Dick exhaled, breath rattling, and Jason’s expression flickered, so fast that Dick wasn’t sure it was real. “Jason.”
Before he could blink, Jason dropped to his knees and pressed a curved, ornate dagger to the hollow of his throat.
“What did I fucking say? I’ll slice your throat open, that’ll shut you up.”
Dick wasn’t afraid, even though he recognized the expression on Jason’s face. He meant what he said. Still, Dick didn’t tense or roll out of the way or disarm Jason like they both knew he could.
He took another breath, and the dagger cut into his skin. The blood pooled at the hollow of his throat and trickled down the side of his neck in a slow glide. It stained the tip of the blade a deep, dark red, nearly black in the nonexistent light.
Jason glared down at him, righteous and furious and different, but the same. He gripped the dagger with both hands, waiting for an excuse to plunge it into Dick’s body and steal his voice, his wings, his life.
Long eyelashes, dark as soot, framed Jason’s eyes, and they were gems, they were scarabs, they were the northern lights, aurora borealis.
His scowl deepened the longer Dick didn’t answer, didn't do anything, and he pressed the knife harder, hard enough that Dick, with all of his tolerance and resistance, felt the burn and the pain, the metallic bite of the blade.
Dick opened his mouth.
“You’re beautiful.”
In the second before Jason stumbled back, wrong-footed and graceless, his eyes widened, and Dick’s world narrowed down to green green green green green.
The green was fire, the green was death, the green was life.
Then the green was gone, and the knife from Dick’s throat lifted like it had never been there, even as the blood continued to run.
Before Dick could move or speak or breathe, Jason vanished. He didn’t make any noise, not the soft patter of boots on concrete or the harsh clang of a grapple gun catching a ledge. He was simply there until he wasn’t. Like a shadow.
Like a ghost.
Dick stared up at the sky and took another breath.
…
“Hood.”
Jason startled and whirled around, angry at himself for letting someone sneak up on him. He’d left his safehouse to escape the trapped, caged feeling that suffocated his senses. He should have taken his helmet, he should have put on his mask, but he didn’t think… He didn’t think, that was the problem. Sloppy, he was sloppy.
He thought he could scale the building and try to get a full lung of air, maybe it was clearer up here, but he should have known he was in the Bat’s city. There was no peace here, not even in the 2 am quiet.
“Jason.”
Jason clenched his hands, nails digging into the skin hard enough to draw blood. He pressed down harder. “Don’t say my fucking name.”
Nightwing took one step towards him, closer to the edge of the roof, and then took another step. Jason tried to move, but he couldn’t. He was rooted to the spot, helpless to do anything but watch as Dick took stepped closer, flowing like art in motion.

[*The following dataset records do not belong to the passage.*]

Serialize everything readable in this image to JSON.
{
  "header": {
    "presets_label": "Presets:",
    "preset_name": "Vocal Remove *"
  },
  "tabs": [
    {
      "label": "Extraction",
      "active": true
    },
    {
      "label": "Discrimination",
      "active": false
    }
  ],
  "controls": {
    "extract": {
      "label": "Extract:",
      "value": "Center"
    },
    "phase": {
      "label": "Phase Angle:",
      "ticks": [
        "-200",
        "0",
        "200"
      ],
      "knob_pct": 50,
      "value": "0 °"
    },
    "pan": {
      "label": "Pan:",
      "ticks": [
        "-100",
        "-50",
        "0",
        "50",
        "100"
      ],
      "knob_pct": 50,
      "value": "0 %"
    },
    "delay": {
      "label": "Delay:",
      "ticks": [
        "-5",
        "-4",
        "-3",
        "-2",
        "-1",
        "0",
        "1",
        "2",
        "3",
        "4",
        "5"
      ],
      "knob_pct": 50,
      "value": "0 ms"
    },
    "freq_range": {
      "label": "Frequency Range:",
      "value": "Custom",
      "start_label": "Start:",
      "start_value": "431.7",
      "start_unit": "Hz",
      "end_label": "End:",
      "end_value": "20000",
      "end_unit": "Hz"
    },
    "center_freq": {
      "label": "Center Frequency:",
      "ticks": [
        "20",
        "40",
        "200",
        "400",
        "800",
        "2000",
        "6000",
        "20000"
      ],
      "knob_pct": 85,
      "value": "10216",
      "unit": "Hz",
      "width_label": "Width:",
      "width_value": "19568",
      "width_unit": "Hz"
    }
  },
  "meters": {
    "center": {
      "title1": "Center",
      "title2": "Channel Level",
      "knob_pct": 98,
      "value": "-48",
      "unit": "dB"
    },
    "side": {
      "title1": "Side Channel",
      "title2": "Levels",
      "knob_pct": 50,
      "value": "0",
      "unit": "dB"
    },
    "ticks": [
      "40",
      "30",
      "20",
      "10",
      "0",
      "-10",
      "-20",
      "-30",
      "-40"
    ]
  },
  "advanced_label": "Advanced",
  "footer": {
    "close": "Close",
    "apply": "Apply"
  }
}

When he reached Jason, he tilted his head like a curious bird, like Jason was some sort of freak to be examined and categorized and dissected. Jason couldn’t see his eyes, only reflective white lenses. He hated it.
Dick reached out a gloveless hand and touched Jason’s cheek with soft fingertips, starting from his temple and gliding down to his chin, cupping his face. Jason wanted to lean into the touch, but he couldn’t move. He could only watch as Dick, fascinated, slid his hand down until his hand wrapped loosely around Jason’s neck.
He squeezed once, then smiled. It was blinding, just like always. “You don’t have a pulse.” He said casually, like conversation at Sunday dinner. “You’re not alive, Jason. You’re not real.”
I know, he wanted to say. I know. But he still couldn’t speak, could only move his lips and hope Dick understood.
Dick’s grip tightened to an uncomfortable degree, and the smile dropped from his face. “You shouldn’t be here. This place is for the living. It’s not for you.”
His fist continued tightening, and Jason could no longer draw a breath. He gasped like a fish out of water, panic flooding his veins, and finally his hands flew up to claw at Dick’s arms, desperate for him to loosen his grip.
“It’s not for you, do you understand? You shouldn’t be here.”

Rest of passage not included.